Не свой репертуар! Что угодно! Хоть «Мону Ванну», хоть «Крыску мою», хоть детскую считалку. Лишь бы погромче и с чувством.
— Не буду, — с достоинством отвечал Шланг. — Это надругательство над высоким искусством, над моими принципами!
— Не снимем колдовство — тебе самому устроят надругательство в лучшем виде. И вообще, они же ни слова не поймут!
Последний довод оказался для Шланга решающим. Он взял лютню, ударил по струнам, не без эффекта сыграл классический зачин и хриплым тенором грянул:
Ты ему, а он тебе,
Принцип сей хорош.
Только редко в жизни
Ты его найдешь.
Трудно в этом мире
Без обмана жить.
Если хочешь выжить,
То умей хитрить!
Только в сказках люди любят правду,
Только в сказках подлость ждет разгром.
А на деле слишком часто платят
Злом за добро!
Медленно, с трудом, еле-еле те, кто сидели в юрте, зашевелились, заморгали. Кое-кто из них повернул голову в сторону Шланга. Воспользовавшись этим, я, держа наготове кинжал-кастет, заорала:
— Добрые женщины! Почтенные старцы! Храбрые отроки! Только у нас! Только сейчас! Проездом из Второримской губернии в Камбалу — прославленный на всю Ойойкумену миннезингер Шланг! Единственный концерт! Оставайтесь с нами!
Шланг продолжал, переведя дух:
Исполняй обеты,
Будь добрым и молись
Но на свете этом
На беса не нарвись!
Добродетель любишь?
Так не проиграй!
Разбирайся в людях,
Если хочешь в рай!
Предок лгал
Всевышнему когда-то.
Ложь — обыкновенные слова.
И ни ты, ни я не виноваты —
Жизнь такова!
Нет для правды права,
Побеждает ложь!
Не ищи ты правды,
Где ее найдешь?
Теперь все повернулись к Шлангу и, ошеломленно хлопая глазами, воззрились на него. Я побежала к следующей юрте, чтоб откинуть полог. Шланг, умница, закончив песню, тут же затянул другую. Старики, женщины и дети, позабыв о картинках, потянулись за ним.
На эту жизнь
Нам наплевать.
Ведь двум смертям на свете не бывать!
И чтоб с пути не сбиться,
С тоски не удавиться,
С утра до ночи будем танцевать! —
распевал миннезингер.
— Оставайтесь с нами! — кричала я.
Избавление от заклятья затянулось до ночи. Шланг не халтурил, перебирая все, что приходило ему на память — от сочинений трубадуров минувших веков до детских песенок. И когда стемнело, засыпая, я слышала его голос. Самого Шланга не было видно — он был окружен благодарными слушателями.
И тогда наверняка
Мы задавим песняка.
И хугларо заиграют на виолах.
Пусть доходов ни черта,
Но зато наши текста
Учат в школах, учат в школах,
Учат в школах!
Не успела я увериться, что от компании, которой я обзавелась по выезде из Червоной Руты, есть польза, как мне пришлось в этом усомниться.

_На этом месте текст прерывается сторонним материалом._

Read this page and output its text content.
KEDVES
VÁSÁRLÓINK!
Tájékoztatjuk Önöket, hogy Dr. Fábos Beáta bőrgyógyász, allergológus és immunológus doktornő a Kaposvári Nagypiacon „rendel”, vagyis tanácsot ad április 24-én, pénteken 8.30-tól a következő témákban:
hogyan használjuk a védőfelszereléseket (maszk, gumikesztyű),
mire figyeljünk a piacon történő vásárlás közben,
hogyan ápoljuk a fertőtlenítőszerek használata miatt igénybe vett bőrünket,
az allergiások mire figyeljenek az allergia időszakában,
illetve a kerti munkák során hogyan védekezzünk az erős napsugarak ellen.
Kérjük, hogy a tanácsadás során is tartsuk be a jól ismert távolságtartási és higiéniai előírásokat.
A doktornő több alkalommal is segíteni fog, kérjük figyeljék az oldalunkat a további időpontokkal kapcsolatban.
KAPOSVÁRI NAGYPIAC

Граф-воевода заявил, что нельзя оставлять белышей в трудный час — мы, мол, в ответе за тех, кого расколдовали. Хотя у кочевников и впрямь началась депрессия после ремиссии, наверняка они бы и без нас справились, в степи народ крепкий. Но остальные сочли возможным поддержать Бана. И, вместо того, чтобы встать на хвост убегающему магу, мы на пару дней застряли на стоянке.
К счастью для белышей, Ик Бен Банг угнал не всех лошадей, а в основном просто распугал их, чтобы предотвратить возможность погони. Это выяснили в первый же день Ласкавый и Кирдык, отправившись на разведку. Так что в эти дни кочевники были заняты тем, что собирали разбежавшийся табун. Разумеется, это касалось рядовых белышей. Знать, во главе с Тарбаган-мэргэном, пировала с Бан-ханом и Ауди-баем.
Однако наибольшие испытания ожидали Шланга. Женское население, разбуженное ото сна, усиленно жаждало его отблагодарить. К чести миннезингера надо сказать — каким бы задохликом он ни выглядел не одна не ушла обиженной.
— Это что, — гордо сказал он мне, — вот когда я на вершине славы был, там такое творилось! Бабы, пи-пи-пи, в очередь на квартал выстраивались! Графини и баронессы в космы друг другу вцеплялись!
Меня поначалу этот избыточный успех Шланга несколько беспокоил, и я опасалась, что белыши, полностью оправившись от последствий колдовства, снова возьмутся за сабли, дабы отмстить поругателю женской чести. Но Кирдык успокоил меня, заметив, что у степняков девушек держат свободно, и до замужества им многое дозволено.
Я не была уверена, что все степные красавицы, лоснящиеся от бараньего сала (единственная косметика, которую они признавали), осаждавшие Шланга, были незамужними девицами. Но, когда в племени народятся белобрысые младенцы, мы, надеюсь, будем уже далеко.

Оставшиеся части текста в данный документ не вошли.